= Jasrana, Sonipat =

Village in Haryana, India

Jasrana is a village in the Gohana tehsil of Sonipat district of the Indian state of Haryana. Kaliraman Jats settled the village in 1126 AD. Later, Malik Jats came from Ahulana and Rewara. There are two panas in this village - Nirdai (Kaliraman's) and Ahulana (Malik's). The Jats constitute around 70% of the village population. Other than Jats there are many castes in this village. History of this village is given by Bhats.

It is situated 27 km away from tehsil headquarter Gohana (tehsildar office) and 27 km away from district headquarter Sonipat. It is surrounded by the villages named Gumana (Sonipat), Farmana Majra (Sonipat), Gorar (Sonipat), Mungan (Rohtak), and Polangi (Rohtak).

As per 2009 stats, Jasrana village is a gram panchayat.The present sarpanch of the village is Bhola Malik. The village comes under Baroda Assembly constituency and Sonipat Lok Sabha constituency.

The total geographical area of village is 792 hectares (7828.29 bighas) . With 748 houses, the population of the village is 3836. The male population of the village is 2106 and the female population is 1730. In 2023, the population is estimated to be around 4680 with around 800 houses.

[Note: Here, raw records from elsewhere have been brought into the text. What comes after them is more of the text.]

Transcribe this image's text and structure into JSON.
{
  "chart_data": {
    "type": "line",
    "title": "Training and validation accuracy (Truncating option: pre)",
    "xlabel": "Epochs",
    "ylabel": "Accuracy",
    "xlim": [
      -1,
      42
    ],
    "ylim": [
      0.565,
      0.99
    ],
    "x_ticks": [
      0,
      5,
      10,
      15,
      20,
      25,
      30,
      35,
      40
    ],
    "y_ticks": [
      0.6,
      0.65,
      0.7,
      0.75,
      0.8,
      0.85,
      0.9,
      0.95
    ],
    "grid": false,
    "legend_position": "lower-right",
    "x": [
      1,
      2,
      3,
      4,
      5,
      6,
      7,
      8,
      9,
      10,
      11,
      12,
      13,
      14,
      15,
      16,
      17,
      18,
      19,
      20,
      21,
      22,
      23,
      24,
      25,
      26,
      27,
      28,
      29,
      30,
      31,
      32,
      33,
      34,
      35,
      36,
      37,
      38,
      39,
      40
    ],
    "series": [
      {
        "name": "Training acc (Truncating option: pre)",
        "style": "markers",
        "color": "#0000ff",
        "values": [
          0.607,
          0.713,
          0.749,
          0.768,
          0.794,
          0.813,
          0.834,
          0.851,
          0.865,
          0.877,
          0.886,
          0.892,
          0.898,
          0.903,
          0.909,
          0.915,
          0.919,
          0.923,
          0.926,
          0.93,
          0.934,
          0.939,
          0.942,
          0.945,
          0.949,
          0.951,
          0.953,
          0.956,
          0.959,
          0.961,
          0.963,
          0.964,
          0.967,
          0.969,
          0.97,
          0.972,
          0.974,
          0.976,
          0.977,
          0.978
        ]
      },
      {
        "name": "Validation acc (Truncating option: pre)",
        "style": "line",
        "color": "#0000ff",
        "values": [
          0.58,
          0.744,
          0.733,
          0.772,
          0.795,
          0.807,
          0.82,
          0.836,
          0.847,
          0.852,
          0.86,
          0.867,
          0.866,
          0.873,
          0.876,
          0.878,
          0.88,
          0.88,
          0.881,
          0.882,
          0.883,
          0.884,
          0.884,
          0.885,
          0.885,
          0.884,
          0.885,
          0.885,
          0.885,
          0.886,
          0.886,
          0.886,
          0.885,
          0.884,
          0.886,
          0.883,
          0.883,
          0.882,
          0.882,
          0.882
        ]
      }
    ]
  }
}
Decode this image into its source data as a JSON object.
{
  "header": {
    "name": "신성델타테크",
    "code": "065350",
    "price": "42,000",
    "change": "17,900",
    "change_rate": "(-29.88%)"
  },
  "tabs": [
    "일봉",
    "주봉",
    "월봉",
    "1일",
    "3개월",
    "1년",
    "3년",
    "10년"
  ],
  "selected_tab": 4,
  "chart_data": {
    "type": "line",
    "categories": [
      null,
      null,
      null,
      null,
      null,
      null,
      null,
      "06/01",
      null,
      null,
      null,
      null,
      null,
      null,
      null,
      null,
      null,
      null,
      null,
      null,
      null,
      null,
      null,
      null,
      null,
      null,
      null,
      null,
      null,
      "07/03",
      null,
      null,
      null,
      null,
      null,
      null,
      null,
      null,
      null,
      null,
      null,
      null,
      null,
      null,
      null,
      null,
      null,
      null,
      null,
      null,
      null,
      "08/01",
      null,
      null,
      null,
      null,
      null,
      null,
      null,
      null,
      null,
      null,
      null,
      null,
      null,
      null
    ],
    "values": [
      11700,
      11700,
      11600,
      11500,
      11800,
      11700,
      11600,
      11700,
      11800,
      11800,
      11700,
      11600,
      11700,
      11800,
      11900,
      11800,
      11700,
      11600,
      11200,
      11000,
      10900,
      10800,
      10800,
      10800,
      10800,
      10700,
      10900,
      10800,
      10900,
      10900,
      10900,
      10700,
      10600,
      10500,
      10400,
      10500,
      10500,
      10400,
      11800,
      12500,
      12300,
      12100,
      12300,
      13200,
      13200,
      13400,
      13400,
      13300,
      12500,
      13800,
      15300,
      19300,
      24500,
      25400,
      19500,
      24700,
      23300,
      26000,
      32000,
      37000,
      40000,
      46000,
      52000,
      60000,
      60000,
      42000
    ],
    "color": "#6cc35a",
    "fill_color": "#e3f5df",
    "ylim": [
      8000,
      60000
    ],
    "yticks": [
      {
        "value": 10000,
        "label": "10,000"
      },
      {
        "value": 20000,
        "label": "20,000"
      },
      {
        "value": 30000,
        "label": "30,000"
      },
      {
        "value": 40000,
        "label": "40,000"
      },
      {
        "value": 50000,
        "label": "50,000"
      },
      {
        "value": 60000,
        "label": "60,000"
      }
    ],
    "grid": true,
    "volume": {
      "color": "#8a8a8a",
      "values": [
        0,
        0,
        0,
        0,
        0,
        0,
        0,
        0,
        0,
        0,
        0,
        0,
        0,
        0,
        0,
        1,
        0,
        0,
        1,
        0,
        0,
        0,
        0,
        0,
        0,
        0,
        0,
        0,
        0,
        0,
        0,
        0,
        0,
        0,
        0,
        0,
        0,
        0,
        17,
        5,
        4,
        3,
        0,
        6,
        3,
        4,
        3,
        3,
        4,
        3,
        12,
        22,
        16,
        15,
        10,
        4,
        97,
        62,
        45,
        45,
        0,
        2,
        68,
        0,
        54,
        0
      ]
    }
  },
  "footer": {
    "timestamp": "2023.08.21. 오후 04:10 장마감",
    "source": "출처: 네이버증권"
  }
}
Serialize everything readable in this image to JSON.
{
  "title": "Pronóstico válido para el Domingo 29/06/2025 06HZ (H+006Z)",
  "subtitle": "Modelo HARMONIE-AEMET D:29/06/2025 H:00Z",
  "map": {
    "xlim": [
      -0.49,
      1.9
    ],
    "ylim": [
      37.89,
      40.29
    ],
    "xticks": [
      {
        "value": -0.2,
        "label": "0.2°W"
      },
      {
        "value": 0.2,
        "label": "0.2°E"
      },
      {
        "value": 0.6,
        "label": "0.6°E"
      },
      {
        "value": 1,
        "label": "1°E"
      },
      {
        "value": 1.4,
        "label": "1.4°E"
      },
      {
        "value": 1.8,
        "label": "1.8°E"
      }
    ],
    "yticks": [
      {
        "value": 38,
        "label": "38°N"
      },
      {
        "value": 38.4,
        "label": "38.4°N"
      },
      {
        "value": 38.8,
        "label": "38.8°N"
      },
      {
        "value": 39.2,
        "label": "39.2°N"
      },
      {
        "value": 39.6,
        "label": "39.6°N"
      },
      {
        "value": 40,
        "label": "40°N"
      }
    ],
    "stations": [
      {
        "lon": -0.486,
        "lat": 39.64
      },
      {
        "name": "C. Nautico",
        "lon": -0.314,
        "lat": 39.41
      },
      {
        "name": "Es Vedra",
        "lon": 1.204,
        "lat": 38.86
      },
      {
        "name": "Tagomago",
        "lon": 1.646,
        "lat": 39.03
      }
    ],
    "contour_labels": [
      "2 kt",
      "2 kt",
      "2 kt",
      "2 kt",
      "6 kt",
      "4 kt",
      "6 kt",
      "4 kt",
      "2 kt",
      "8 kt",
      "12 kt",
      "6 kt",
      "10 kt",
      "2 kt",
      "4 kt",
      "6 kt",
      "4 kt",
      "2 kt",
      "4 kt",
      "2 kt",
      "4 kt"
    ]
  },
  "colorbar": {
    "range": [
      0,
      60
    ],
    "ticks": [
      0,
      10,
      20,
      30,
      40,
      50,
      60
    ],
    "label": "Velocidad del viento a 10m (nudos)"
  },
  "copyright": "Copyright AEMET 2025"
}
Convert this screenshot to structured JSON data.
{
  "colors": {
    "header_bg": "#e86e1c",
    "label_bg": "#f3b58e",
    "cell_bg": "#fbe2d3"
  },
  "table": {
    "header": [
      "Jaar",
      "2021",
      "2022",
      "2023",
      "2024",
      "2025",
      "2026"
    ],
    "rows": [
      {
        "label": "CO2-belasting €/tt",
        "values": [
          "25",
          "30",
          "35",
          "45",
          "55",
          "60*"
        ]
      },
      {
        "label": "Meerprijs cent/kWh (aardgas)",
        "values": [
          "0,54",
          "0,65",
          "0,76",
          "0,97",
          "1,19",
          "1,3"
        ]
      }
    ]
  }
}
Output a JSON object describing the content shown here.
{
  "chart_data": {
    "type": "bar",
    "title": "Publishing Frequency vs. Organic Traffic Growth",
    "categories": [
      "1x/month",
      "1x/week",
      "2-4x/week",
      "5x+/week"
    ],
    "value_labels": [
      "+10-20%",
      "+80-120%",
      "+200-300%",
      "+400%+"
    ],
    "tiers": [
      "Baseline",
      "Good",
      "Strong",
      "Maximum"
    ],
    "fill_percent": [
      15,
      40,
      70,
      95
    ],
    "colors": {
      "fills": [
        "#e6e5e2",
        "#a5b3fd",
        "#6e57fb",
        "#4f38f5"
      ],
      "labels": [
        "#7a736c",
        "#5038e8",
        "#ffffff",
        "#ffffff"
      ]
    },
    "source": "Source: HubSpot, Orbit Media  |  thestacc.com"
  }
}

The village has a Government Senior Secondary School from Classes 6th to 12th and a Government Primary School from Classes 1st to 5th. The village has a Shiv Mandir, Arya Samaj Trust and Shiv Hanuman Mandir, Dada Ghinke Mandir and Malu ala Khatu Shyam Mandir. The village also has a Government Ayurvedic Hospital.

Wrestler Bhuru Kaliraman and Asian bronze medalist boxer-Rajat Kaliraman are some of the gems of this village. Shooting medalist Aditi Kaliraman is one of the gems of the village.IAS Balbir Singh Malik also hailed from this village. Famous Arya samaj poet - Kunwar Jauhari Singh Arya (Malik), also hailed from this village. Previously MLA and freedom fighter - Nanhuram Malik is one of the prominent figures of the village.

Village has a canal for irrigation situated at the end of village named Jasrana Minor.